THE_HANDS_OF_MY_MOTHERS
The series The Hands of my Mothers is intended to commemorate mothers and to call up and to read their memories. The word mother represents all mothers, for the bodily mothers, grandmothers and ancestors, as well as for the mother figures who enrich our lives - and for the artistic mother. Artists often refer to their works as their children. They give birth. They are mothers. But a mother also supervises and punishes. She preserves and orders. "Through the series of works The Hands of my Mothers. I would also like to emphasize caring: A deep feeling and desire expressed in actions.“
The object – used vintage gloves in a box made of acrylic glass – is in the room, with all its traces.

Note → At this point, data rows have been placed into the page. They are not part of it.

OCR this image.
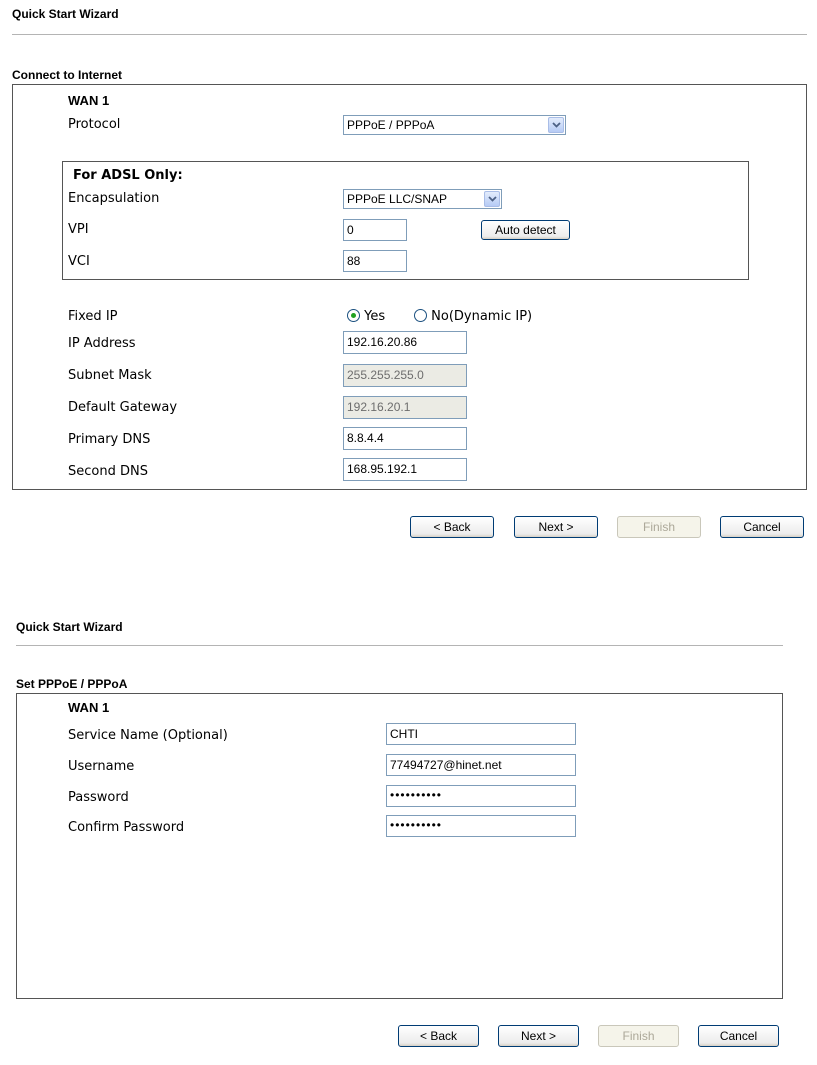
Quick Start Wizard
Connect to Internet
WAN 1
Protocol	PPPoE / PPPoA
For ADSL Only:
Encapsulation	PPPoE LLC/SNAP
VPI	0	Auto detect
VCI	88
Fixed IP	Yes	No(Dynamic IP)
IP Address	192.16.20.86
Subnet Mask	255.255.255.0
Default Gateway	192.16.20.1
Primary DNS	8.8.4.4
Second DNS	168.95.192.1
< Back	Next >	Finish	Cancel
Quick Start Wizard
Set PPPoE / PPPoA
WAN 1
Service Name (Optional)	CHTI
Username	77494727@hinet.net
Password	••••••••••
Confirm Password	••••••••••
< Back	Next >	Finish	Cancel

Visible are these traces of the worn gloves, in which on the one hand the wearers have inscribed themselves and on the other hand through the embroidery of the various role models of women. Valerie Habsburg has chosen the technique of embroidery to reproduce the casual feminine method of repairing and inscribing. In the photographic images, the embroidered gloves stage themselves as seemingly light objects that open up a space for the viewer. The genuine objects, on the other hand, lie mystically by themselves in a glass box. As an everyday object, the gloves become an art object and refer to their wearers.
The functions of gloves are manifold: covering bare skin, protection from cold, diseases or injuries, but also adornment. The wearers are not present (anymore) and yet they have left us something. The artistic legacies of our mothers often form a foundation for our own artistic actions. Acting through the hands of our mothers and grandmothers has shaped us in our daily lives. Today, it are our own hands that create something new.